1. Buka konten
  2. Buka menu utama
  3. Buka situs DW lainnya

Konflik di Afghanistan dan Pakistan Akan Berlarut

6 April 2010

Berbagai serangan terbaru merupakan pertanda, bahwa perang di Afghanistan yang mengimbas ke Pakistan tidak akan berakhir dalam waktu dekat.

https://p.dw.com/p/MoMR
Serangan terhadap konsulat AS di Peshawar menunjukan konflik berdarah di Pakistan sebagai imbas perang Afghanistan semakin meluas.Foto: Faridullah Khan


Situasi di Pakistan dan Afghanistan setelah serangan bom terhadap konsulat Amerika Serikat di Peshawar dan tewasnya tiga serdadu Jerman di Kunduz, menjadi sorotan dalam tajuk harian internasional dan Jerman.

Harian liberal kiri Spanyol El Pais yang terbit di Madrid dalam tajuknya berkomentar : Perang di Afghanistan berarti juga perang di Pakistan. Atau lebih tepat lagi perang di kawasan perbatasan kedua negara. Dan perang berdarah ini terus meluas ke seluruh Pakistan. Medan perang baru melawan apa yang disebut terorisme internasional, mencuatkan masalah baru pula, yakni tidak akan dapat dimenangkan secara militer. Tapi presiden AS, Barack Obama kelihatannya tidak memiliki strategi alternatif, selain pemecahan secara militer. Karena itulah, perangnya akan semakin memicu pertumpahan darah di Pakistan, walaupun konfliknya hanyalah dampak samping dari perang di Afghanistan.

Harian Luxemburg Luxemburger Wort berkomentar : Misi negara barat khususnya AS dan Eropa di Afghanisan dan Pakistan semakin tidak mendapat dukungan dari rakyatnya. Akan tetapi, di balik semakin meragukannya alasan penugasan militer di kawasan itu, semakin terlihat kepentingan yang sangat jelas. Barang siapa hendak menjadi negara adi daya di dunia, haruslah menguasai kawasan yang strategis penting.
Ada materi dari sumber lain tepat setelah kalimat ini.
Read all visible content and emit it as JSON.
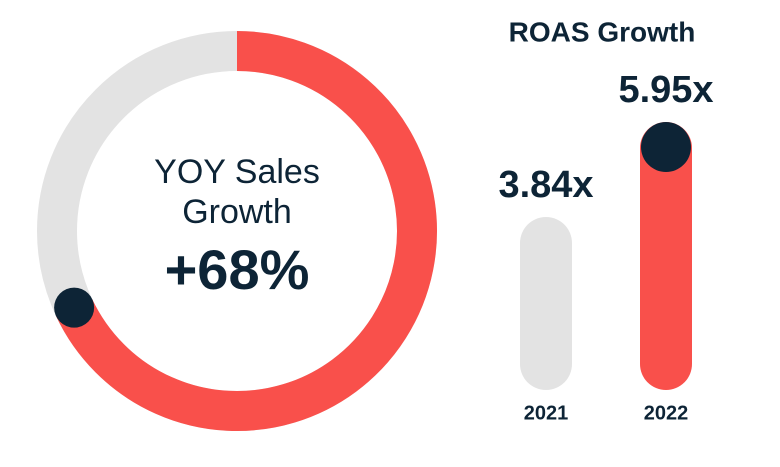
{
  "chart_data": [
    {
      "type": "donut",
      "title": "YOY Sales Growth",
      "values": [
        68
      ],
      "value_labels": [
        "+68%"
      ],
      "color": "#f9504b",
      "track_color": "#e3e3e3"
    },
    {
      "type": "bar",
      "title": "ROAS Growth",
      "categories": [
        "2021",
        "2022"
      ],
      "values": [
        3.84,
        5.95
      ],
      "value_labels": [
        "3.84x",
        "5.95x"
      ],
      "colors": [
        "#e3e3e3",
        "#f9504b"
      ]
    }
  ]
}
Keberadaan AS dan Eropa di perbatasan paling barat China, hendak memutuskan pengaruh Beijing ke Iran, Turki atau Rusia lewat kawasan luas Eurasia. Dengan cara menguasai front Pakistan dan Afghanistan, barat hendak merebut hegemoni di kawasan Eurasia.

Sementara harian-harian Jerman lebih menyoroti konflik di Afghanistan dikaitkan dengan strategi penugasan pasukan Eropa di negara itu, khususnya pasukan Jerman-Bundeswehr. Harian Rhein Zeitung yang terbit di Koblenz berkomentar : Terutama AS kini menyadari kesalahannya dalam misi di Afghanistan dan dengan bersemangat melakukan perubahan haluan. Yakni dengan menambah jumlah pasukan, berupaya menciptakan keamanan yang langgeng dan mendorong pembangunan kembali. Akan tetapi, Eropa sudah bosan berperang sehingga tidak ada dukungan tambahan. Disamping itu tidak ada mitra terpercaya di Afghanistan. Presiden Hamid Karzai terkenal korup dan hanya tertarik pada kelanjutan karier politiknya. Di Eropa kini terdapat tren, berbicara manis dengan berdalih akan meningkatkan pendidikan pasukan keamanan Afghanistan. Tujuannya adalah agar dapat secepatnya menarik pulang pasukannya dari negeri yang tidak habisnya dilanda konflik itu. Terutama bagi Eropa yang terpenting adalah, terus menutupi kekalahannya di Afghanistan. Kedengarannya memang tidak jujur. Tapi kejujuran samasekali tidak pernah menjadi landasan bagi strategi penugasan militer di Afghanistan.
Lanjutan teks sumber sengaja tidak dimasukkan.